Çünküüü, artık biliyor ve görüyoruz, yaptıklarınız, yapacaklarınızın teminatıdır.
Çöp fakiriyiz
Çöpün değerlisi, değersizi olur mu?..
Olurmuş...
Bu değer, neye göre belirleniyormuş biliyor musunuz?.. Hemen anlatayım. Eğer, çöpün içinde kola kutusu, teneke gibi metal parçaları varsa, pet, kağıt, cam, kemik bulunuyorsa, o çöp çok değerli oluyormuş. Bunları, Muratpaşa'nın katı atıklarını toplayan Gintem Şirketi'nin Yönetim Kurulu Başkanı Sadullah Gencer söyledi. Merak edip sordum.

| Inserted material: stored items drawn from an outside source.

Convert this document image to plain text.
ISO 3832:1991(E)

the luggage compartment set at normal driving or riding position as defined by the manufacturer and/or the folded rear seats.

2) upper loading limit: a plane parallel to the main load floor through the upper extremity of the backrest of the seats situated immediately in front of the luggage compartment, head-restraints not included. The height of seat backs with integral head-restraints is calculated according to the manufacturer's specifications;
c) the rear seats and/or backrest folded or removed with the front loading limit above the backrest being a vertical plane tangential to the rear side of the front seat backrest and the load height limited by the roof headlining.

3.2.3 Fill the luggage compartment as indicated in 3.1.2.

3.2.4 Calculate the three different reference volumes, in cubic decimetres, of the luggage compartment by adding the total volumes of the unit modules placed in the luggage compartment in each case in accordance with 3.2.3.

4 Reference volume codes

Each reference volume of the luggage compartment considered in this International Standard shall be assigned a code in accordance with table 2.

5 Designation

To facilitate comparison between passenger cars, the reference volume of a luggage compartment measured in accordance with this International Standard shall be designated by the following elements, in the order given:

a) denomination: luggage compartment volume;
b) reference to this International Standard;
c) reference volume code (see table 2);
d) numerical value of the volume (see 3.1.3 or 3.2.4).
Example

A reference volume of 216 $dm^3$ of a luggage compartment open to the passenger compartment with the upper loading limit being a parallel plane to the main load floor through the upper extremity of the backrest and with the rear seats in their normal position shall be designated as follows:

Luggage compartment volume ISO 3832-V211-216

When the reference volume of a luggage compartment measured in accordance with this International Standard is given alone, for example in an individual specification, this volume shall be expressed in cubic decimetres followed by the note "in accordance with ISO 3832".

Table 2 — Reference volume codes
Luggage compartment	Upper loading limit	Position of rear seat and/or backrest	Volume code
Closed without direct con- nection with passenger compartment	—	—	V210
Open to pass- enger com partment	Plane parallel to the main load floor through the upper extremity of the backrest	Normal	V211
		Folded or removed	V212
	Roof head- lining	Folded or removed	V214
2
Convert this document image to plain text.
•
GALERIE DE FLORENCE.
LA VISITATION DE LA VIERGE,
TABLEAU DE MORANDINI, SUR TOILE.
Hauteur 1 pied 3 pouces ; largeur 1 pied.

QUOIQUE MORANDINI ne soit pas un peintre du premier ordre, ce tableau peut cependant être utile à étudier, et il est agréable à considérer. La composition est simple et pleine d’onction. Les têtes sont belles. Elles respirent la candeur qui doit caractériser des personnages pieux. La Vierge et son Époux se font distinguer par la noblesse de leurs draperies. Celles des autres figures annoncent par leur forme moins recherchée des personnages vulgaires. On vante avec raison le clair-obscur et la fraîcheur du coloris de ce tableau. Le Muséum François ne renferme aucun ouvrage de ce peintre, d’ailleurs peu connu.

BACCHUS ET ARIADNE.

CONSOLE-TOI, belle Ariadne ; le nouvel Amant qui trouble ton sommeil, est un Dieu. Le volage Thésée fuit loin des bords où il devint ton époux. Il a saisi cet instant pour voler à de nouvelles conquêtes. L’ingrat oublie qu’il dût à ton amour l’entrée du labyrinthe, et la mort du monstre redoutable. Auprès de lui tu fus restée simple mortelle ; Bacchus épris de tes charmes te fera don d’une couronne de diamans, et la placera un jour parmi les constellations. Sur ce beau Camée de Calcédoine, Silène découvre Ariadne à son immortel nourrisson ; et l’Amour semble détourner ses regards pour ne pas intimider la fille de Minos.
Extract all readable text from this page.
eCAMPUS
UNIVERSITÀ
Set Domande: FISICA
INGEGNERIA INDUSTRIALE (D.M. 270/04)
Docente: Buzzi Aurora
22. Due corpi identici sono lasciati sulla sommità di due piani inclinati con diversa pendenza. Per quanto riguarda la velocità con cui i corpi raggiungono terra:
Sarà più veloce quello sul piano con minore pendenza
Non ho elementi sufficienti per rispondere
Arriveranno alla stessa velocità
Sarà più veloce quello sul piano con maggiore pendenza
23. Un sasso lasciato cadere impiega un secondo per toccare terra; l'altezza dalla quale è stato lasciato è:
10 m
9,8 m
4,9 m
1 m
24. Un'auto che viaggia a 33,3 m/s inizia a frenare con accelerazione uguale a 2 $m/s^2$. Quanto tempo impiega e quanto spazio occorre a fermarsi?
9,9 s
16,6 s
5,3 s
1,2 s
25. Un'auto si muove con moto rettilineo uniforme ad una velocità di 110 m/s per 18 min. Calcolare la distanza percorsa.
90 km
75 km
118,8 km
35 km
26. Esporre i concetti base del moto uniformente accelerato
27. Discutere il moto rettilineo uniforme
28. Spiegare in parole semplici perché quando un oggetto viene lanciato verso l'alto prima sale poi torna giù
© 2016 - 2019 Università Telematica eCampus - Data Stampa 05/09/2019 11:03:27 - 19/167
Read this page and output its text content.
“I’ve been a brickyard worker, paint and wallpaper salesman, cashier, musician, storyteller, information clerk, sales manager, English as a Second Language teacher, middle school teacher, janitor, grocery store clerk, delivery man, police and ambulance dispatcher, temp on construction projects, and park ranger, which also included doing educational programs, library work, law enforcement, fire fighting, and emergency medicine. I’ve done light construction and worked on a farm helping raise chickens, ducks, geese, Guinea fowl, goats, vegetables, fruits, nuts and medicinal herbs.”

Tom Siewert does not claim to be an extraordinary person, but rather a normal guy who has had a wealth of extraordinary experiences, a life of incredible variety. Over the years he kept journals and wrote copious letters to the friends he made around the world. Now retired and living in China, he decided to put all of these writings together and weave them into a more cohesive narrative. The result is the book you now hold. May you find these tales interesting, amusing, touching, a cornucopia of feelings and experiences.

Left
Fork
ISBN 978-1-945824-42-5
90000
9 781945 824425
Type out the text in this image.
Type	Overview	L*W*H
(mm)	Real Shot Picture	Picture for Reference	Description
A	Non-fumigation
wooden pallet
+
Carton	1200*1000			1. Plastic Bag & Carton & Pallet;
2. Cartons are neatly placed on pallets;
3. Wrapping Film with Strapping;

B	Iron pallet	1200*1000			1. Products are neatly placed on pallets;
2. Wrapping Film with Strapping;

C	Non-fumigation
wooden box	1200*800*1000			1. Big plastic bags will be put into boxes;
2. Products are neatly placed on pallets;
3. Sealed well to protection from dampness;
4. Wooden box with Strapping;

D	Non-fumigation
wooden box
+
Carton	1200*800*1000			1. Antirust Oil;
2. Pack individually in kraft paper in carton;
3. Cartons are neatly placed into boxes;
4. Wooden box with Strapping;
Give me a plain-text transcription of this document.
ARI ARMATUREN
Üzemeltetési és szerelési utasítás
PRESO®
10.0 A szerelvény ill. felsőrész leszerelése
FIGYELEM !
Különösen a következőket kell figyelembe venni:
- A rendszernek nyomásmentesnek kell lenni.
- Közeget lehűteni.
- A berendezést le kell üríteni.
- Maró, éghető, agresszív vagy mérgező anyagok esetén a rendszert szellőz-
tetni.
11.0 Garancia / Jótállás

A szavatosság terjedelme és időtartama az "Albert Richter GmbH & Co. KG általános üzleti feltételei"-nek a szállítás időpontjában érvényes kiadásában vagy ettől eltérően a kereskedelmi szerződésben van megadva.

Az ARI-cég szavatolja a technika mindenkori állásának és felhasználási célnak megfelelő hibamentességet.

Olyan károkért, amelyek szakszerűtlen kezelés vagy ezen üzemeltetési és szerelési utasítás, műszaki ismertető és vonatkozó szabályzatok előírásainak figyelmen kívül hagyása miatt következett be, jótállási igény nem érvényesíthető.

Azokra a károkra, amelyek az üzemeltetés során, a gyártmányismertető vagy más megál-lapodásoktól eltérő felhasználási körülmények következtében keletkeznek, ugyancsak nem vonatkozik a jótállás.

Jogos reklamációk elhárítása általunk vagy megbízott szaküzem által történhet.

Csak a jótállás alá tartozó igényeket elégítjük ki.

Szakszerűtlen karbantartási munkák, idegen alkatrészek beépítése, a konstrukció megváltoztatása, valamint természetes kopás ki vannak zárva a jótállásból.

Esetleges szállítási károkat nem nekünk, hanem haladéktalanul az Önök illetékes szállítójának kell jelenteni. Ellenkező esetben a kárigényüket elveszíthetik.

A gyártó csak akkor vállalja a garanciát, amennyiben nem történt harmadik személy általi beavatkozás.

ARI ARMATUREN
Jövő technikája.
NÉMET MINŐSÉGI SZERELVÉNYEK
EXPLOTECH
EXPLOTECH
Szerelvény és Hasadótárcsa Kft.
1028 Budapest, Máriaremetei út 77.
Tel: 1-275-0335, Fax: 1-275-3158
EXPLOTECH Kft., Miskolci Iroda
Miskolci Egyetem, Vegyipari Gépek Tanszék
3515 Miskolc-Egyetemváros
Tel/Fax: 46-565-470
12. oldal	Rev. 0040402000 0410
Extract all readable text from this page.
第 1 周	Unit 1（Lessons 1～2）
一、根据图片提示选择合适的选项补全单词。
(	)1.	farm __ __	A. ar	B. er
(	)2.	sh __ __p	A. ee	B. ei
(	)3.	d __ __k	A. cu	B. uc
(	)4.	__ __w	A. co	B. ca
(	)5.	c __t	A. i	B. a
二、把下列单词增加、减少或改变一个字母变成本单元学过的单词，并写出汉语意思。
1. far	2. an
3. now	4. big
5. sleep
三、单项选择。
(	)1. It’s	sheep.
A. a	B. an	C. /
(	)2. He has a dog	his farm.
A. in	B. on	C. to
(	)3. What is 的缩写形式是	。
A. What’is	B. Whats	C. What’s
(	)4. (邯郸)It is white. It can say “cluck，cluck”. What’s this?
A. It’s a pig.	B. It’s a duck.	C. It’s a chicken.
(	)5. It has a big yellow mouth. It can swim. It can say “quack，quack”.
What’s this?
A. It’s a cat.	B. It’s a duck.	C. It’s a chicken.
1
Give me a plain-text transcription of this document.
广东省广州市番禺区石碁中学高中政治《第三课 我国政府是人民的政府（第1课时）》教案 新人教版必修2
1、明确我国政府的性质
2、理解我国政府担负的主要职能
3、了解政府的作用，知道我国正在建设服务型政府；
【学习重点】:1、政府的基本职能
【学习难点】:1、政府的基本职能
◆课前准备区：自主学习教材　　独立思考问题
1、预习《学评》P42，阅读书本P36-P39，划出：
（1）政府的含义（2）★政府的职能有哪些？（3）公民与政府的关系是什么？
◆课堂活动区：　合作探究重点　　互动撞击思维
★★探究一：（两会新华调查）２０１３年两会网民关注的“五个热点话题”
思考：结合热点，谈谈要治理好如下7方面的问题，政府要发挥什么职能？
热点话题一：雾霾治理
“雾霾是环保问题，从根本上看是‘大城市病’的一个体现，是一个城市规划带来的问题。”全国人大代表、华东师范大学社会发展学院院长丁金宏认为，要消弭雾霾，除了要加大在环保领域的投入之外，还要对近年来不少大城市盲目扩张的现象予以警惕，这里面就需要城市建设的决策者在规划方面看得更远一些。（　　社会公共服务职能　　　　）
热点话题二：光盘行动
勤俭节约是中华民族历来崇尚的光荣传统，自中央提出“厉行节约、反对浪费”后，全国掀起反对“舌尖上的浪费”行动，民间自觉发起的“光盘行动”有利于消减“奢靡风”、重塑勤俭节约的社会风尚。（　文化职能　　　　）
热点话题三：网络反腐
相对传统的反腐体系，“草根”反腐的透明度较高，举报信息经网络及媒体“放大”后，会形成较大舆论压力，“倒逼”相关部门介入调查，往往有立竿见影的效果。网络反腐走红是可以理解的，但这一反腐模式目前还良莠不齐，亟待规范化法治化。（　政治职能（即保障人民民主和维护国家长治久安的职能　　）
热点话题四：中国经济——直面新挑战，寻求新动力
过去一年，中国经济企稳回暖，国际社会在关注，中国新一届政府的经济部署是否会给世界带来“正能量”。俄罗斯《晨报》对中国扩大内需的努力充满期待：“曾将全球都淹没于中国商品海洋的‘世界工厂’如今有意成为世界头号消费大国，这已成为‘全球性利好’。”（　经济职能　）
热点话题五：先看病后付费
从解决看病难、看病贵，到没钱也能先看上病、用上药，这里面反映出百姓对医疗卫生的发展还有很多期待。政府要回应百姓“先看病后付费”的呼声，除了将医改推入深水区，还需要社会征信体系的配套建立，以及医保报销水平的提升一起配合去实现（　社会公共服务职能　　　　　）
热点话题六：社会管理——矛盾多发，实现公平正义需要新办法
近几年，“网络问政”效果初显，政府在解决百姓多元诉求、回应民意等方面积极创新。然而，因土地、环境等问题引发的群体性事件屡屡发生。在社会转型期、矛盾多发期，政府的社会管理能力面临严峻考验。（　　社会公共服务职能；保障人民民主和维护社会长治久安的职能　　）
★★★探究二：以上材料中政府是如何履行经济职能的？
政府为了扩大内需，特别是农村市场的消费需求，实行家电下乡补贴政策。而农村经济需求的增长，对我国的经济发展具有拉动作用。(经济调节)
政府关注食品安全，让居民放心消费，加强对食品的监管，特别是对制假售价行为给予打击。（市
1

Antalya'nın çöpü değerli mi diye... Değilmiş... Hatta, Antalya çöp fakiriymiş. En değerli çöp ise Bodrum'daymış. Nedeni de, çöpünde, yukarıda saydığım maddelerden fazlaca bulunduğu için... Yani, geri dönüşümü çok olan çöp iyi çöp oluyor...
52 MİLYON 500 BİN KİLO
Gencer, konusunda uzman biri... Türkiye'de adam başı çıkardığımız çöp miktarı ortalama 750 grammış... Verdiği rakamı çarptım 70 küsur milyonla, günde 52 milyon 500 bin kilo çöp ürettiğimiz ortaya çıktı. Ben, ‘‘Üff, çöpe bak, topla, topla bitmez’’ deyince, Gencer, Amerika'dan bir rakam verdi, şaşırdım. Onların adam başı çıkardığı çöp, bizim üç mislimizden fazla... Tam 2 bin 500 gram...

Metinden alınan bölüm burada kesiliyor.